Que ferait le Bouddha ?
Chaque génération pense sans doute qu’elle est confrontée à une crise qui décide du sort de la planète. Mais à moins de se mettre la tête dans le sable (ou quelque équivalent bouddhiste), nul ne peut ignorer l’exceptionnelle crise planétaire à laquelle aujourd’hui nous sommes tous confrontés. La destruction de l’environnement n'est plus simplement une menace : nous la vivons, et il est déjà évident que les sociétés telles que nous les connaissons subiront des transformations pour le moins douloureuses par l’épuisement des systèmes écologiques qui se renforcent mutuellement, en particulier le changement climatique planétaire, la diminution de la couche d'ozone, l’extinction rapide de nombreuses espèces, les différents types de pollution et tout ce que nous ne connaissons pas encore.

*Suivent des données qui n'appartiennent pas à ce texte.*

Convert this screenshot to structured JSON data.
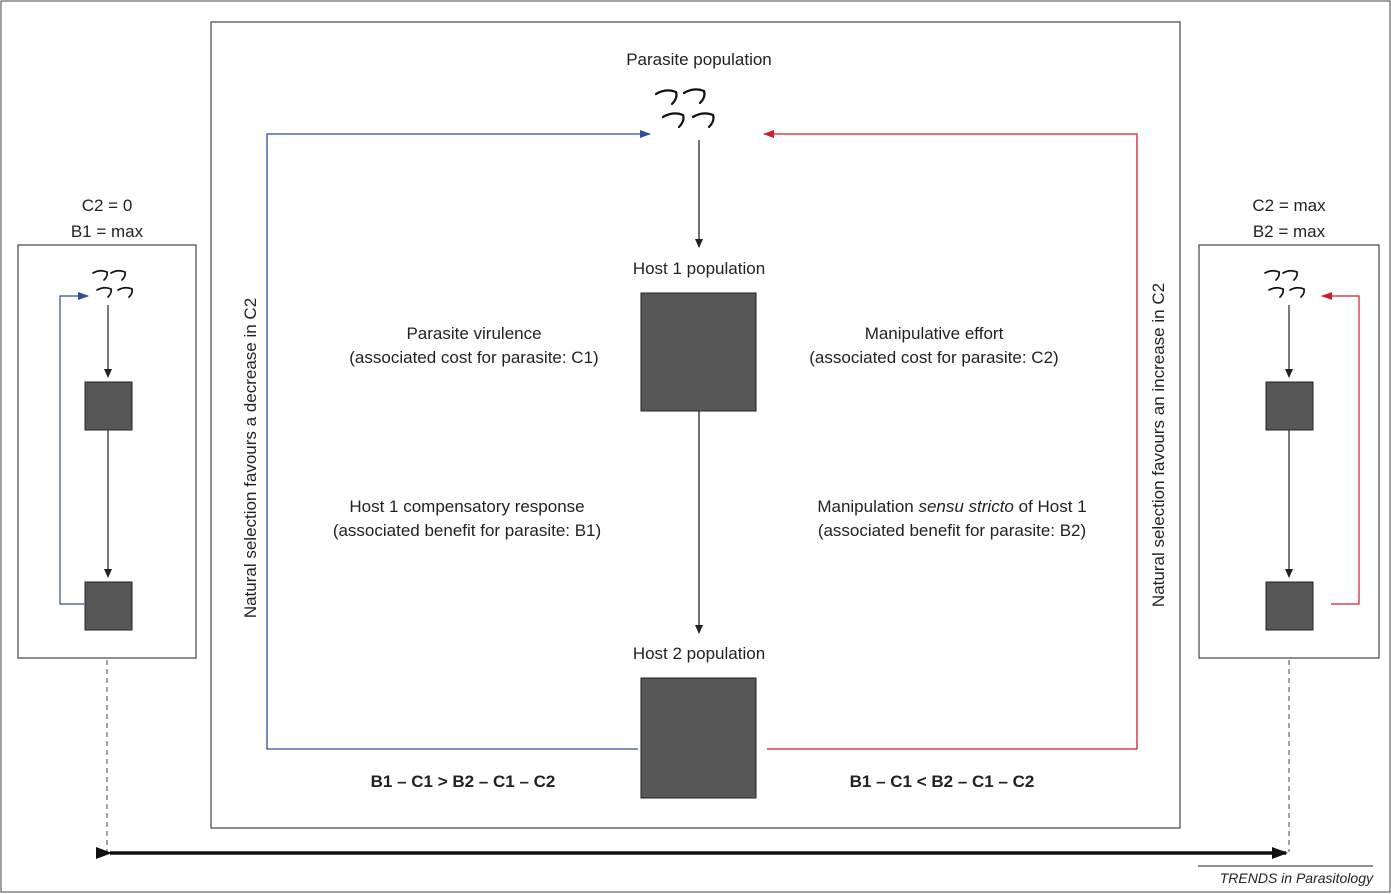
{
  "center": {
    "parasite_label": "Parasite population",
    "host1_label": "Host 1 population",
    "host2_label": "Host 2 population",
    "virulence_line1": "Parasite virulence",
    "virulence_line2": "(associated cost for parasite: C1)",
    "manip_effort_line1": "Manipulative effort",
    "manip_effort_line2": "(associated cost for parasite: C2)",
    "compensatory_line1": "Host 1 compensatory response",
    "compensatory_line2": "(associated benefit for parasite: B1)",
    "manip_ss_pre": "Manipulation ",
    "manip_ss_italic": "sensu stricto",
    "manip_ss_post": " of Host 1",
    "manip_ss_line2": "(associated benefit for parasite: B2)",
    "left_vertical": "Natural selection favours a decrease in C2",
    "right_vertical": "Natural selection favours an increase in C2",
    "formula_left": "B1 – C1 > B2 – C1 – C2",
    "formula_right": "B1 – C1 < B2 – C1 – C2"
  },
  "left_panel": {
    "line1": "C2 = 0",
    "line2": "B1 = max"
  },
  "right_panel": {
    "line1": "C2 = max",
    "line2": "B2 = max"
  },
  "footer": {
    "credit": "TRENDS in Parasitology"
  },
  "colors": {
    "blue": "#2e4d9c",
    "red": "#cc1f2d",
    "box": "#575757"
  }
}
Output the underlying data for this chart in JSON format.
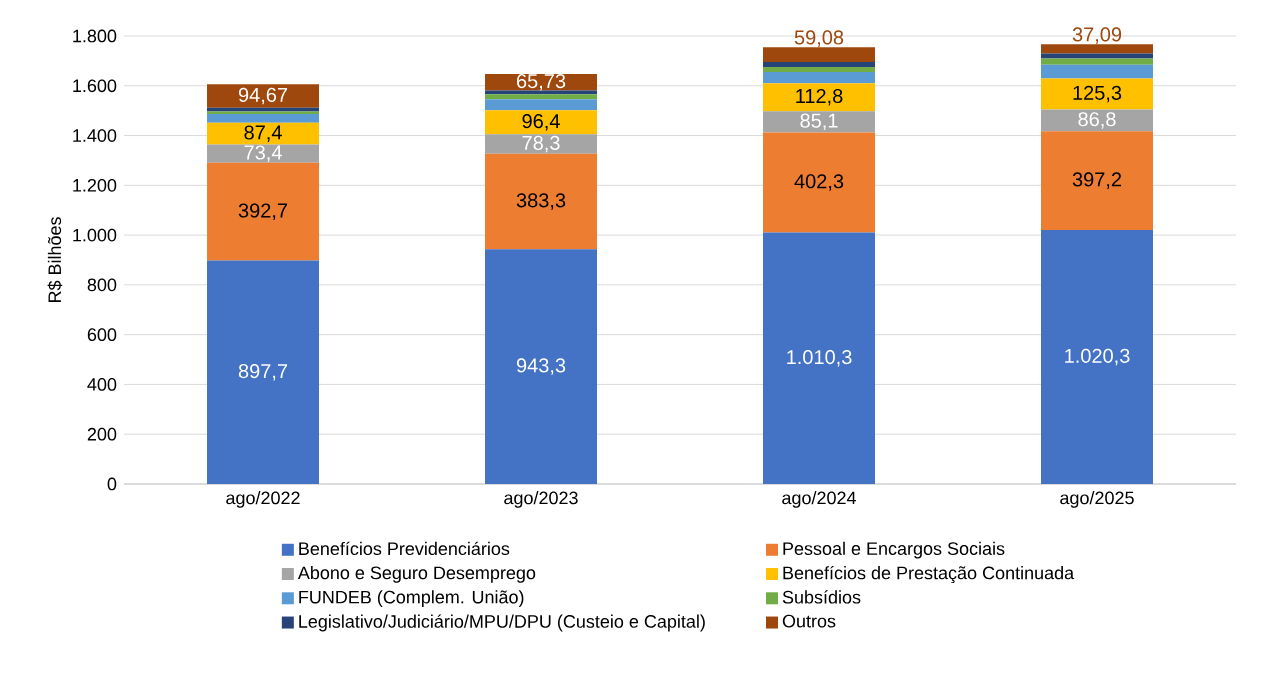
{
  "chart_data": {
    "type": "bar",
    "stacked": true,
    "ylabel": "R$ Bilhões",
    "categories": [
      "ago/2022",
      "ago/2023",
      "ago/2024",
      "ago/2025"
    ],
    "series": [
      {
        "name": "Benefícios Previdenciários",
        "color": "#4472c4",
        "values": [
          897.7,
          943.3,
          1010.3,
          1020.3
        ],
        "value_labels": [
          "897,7",
          "943,3",
          "1.010,3",
          "1.020,3"
        ]
      },
      {
        "name": "Pessoal e Encargos Sociais",
        "color": "#ed7d31",
        "values": [
          392.7,
          383.3,
          402.3,
          397.2
        ],
        "value_labels": [
          "392,7",
          "383,3",
          "402,3",
          "397,2"
        ]
      },
      {
        "name": "Abono e Seguro Desemprego",
        "color": "#a5a5a5",
        "values": [
          73.4,
          78.3,
          85.1,
          86.8
        ],
        "value_labels": [
          "73,4",
          "78,3",
          "85,1",
          "86,8"
        ]
      },
      {
        "name": "Benefícios de Prestação Continuada",
        "color": "#ffc000",
        "values": [
          87.4,
          96.4,
          112.8,
          125.3
        ],
        "value_labels": [
          "87,4",
          "96,4",
          "112,8",
          "125,3"
        ]
      },
      {
        "name": "FUNDEB (Complem. União)",
        "color": "#5b9bd5",
        "values": [
          35,
          45,
          45,
          55
        ]
      },
      {
        "name": "Subsídios",
        "color": "#70ad47",
        "values": [
          10,
          20,
          20,
          25
        ]
      },
      {
        "name": "Legislativo/Judiciário/MPU/DPU (Custeio e Capital)",
        "color": "#264478",
        "values": [
          15,
          15,
          20,
          20
        ]
      },
      {
        "name": "Outros",
        "color": "#9e480e",
        "values": [
          94.67,
          65.73,
          59.08,
          37.09
        ],
        "value_labels": [
          "94,67",
          "65,73",
          "59,08",
          "37,09"
        ]
      }
    ],
    "ylim": [
      0,
      1800
    ],
    "yticks": [
      0,
      200,
      400,
      600,
      800,
      {
        "value": 1000,
        "label": "1.000"
      },
      {
        "value": 1200,
        "label": "1.200"
      },
      {
        "value": 1400,
        "label": "1.400"
      },
      {
        "value": 1600,
        "label": "1.600"
      },
      {
        "value": 1800,
        "label": "1.800"
      }
    ],
    "grid": "y",
    "legend": "bottom"
  }
}
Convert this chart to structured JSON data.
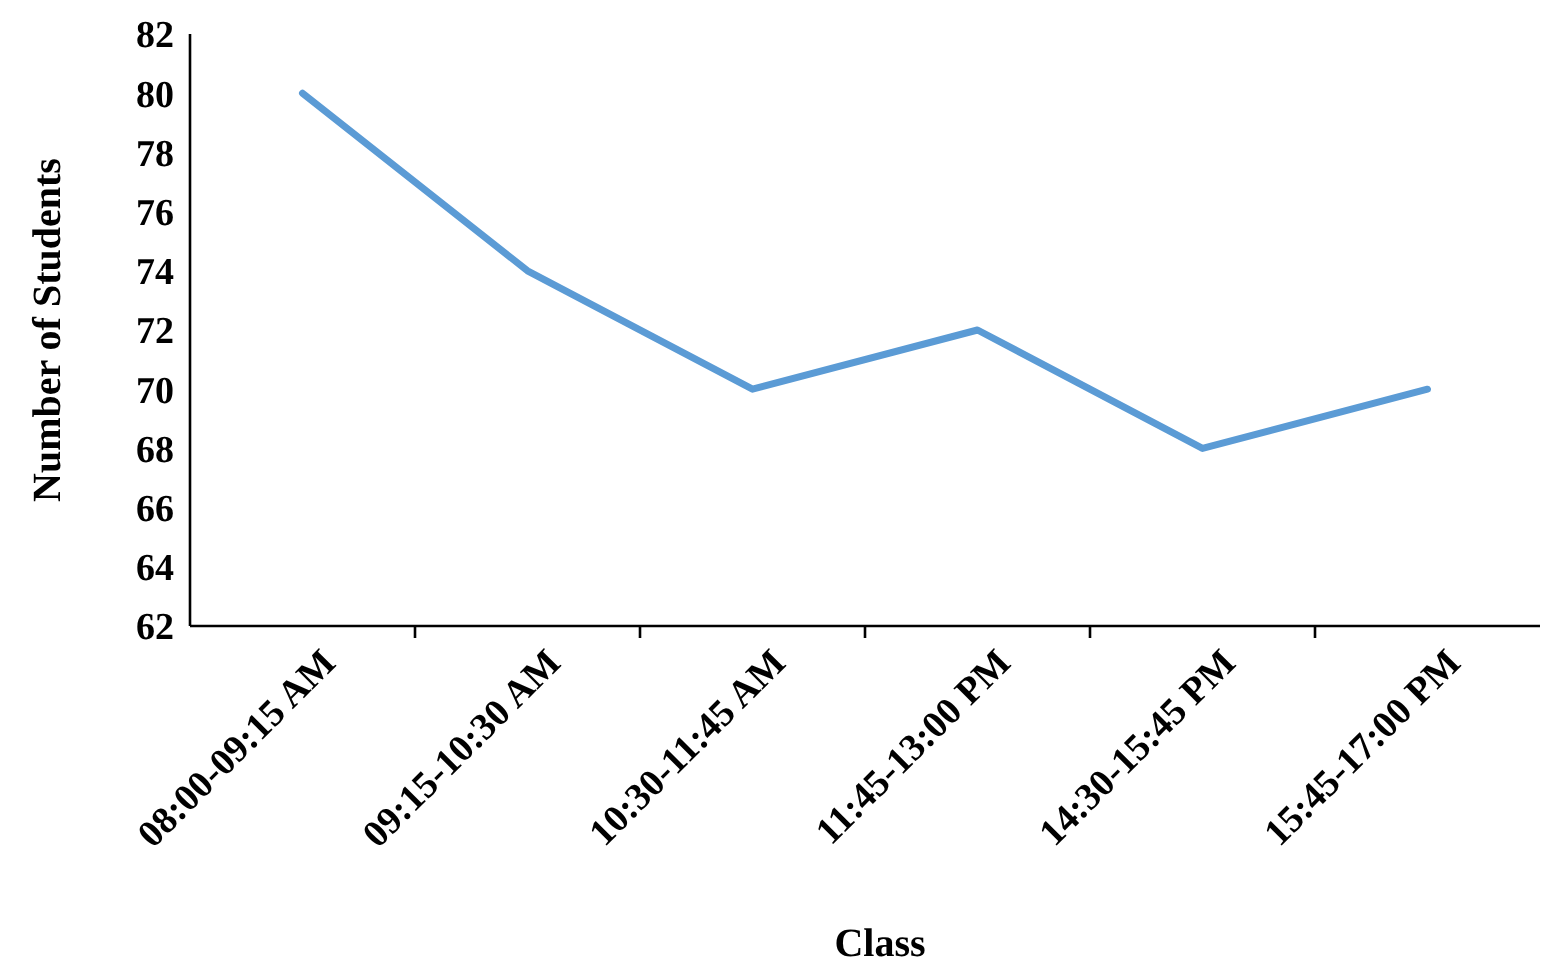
{
  "chart_data": {
    "type": "line",
    "xlabel": "Class",
    "ylabel": "Number of Students",
    "categories": [
      "08:00-09:15 AM",
      "09:15-10:30 AM",
      "10:30-11:45 AM",
      "11:45-13:00 PM",
      "14:30-15:45 PM",
      "15:45-17:00 PM"
    ],
    "series": [
      {
        "color": "#5b9bd5",
        "values": [
          80,
          74,
          70,
          72,
          68,
          70
        ]
      }
    ],
    "ylim": [
      62,
      82
    ],
    "yticks": [
      62,
      64,
      66,
      68,
      70,
      72,
      74,
      76,
      78,
      80,
      82
    ],
    "grid": false,
    "marker": "none",
    "line_style": "solid"
  }
}
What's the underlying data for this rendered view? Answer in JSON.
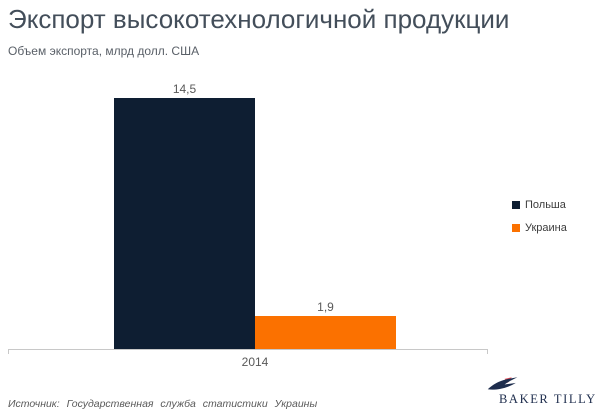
{
  "header": {
    "title": "Экспорт высокотехнологичной продукции",
    "subtitle": "Объем экспорта, млрд долл. США"
  },
  "chart_data": {
    "type": "bar",
    "title": "Экспорт высокотехнологичной продукции",
    "subtitle": "Объем экспорта, млрд долл. США",
    "unit": "млрд долл. США",
    "categories": [
      "2014"
    ],
    "series": [
      {
        "name": "Польша",
        "values": [
          14.5
        ],
        "label": "14,5",
        "color": "#0e1e32"
      },
      {
        "name": "Украина",
        "values": [
          1.9
        ],
        "label": "1,9",
        "color": "#fb7100"
      }
    ],
    "ylim": [
      0,
      14.5
    ],
    "grid": false,
    "legend_position": "right",
    "xlabel": "",
    "ylabel": ""
  },
  "footer": {
    "source": "Источник: Государственная служба статистики Украины",
    "logo_text": "BAKER TILLY"
  },
  "colors": {
    "bar_poland": "#0e1e32",
    "bar_ukraine": "#fb7100",
    "axis": "#c8c8c8",
    "title": "#434e5a",
    "logo_navy": "#1e2d4d",
    "logo_red": "#e8505b"
  }
}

Bien que notre système économique mondial soit une filiale à cent pour cent de la biosphère (note : en d’autres termes qu’il dépend complètement de la biosphère, qu’il en est un sous-ensemble, mais j’aimerais garder l’expression), les PDG qui dirigent ce système (comme n’importe qui qui le contrôle) ne peuvent voir plus loin que le prochain rapport trimestriel, pas plus que les hommes politiques ne peuvent raisonner au-delà de la prochaine élection. La surpopulation, les pandémies, la privation croissante de besoins essentiels pour de vastes catégories de personnes font planer la menace d'un effondrement social, alors que les médias – des entreprises commerciales dont le principal intérêt est la dernière ligne du bilan, non de découvrir et de dévoiler la vérité – nous divertissent à coup d’infospectacles et nous assurent que la solution, c’est toujours plus de la même chose : garder confiance, tenir bon, et que finalement nos problèmes seront résolus par le développement technologique, la croissance économique, encore plus de consommation et un produit national brut plus important.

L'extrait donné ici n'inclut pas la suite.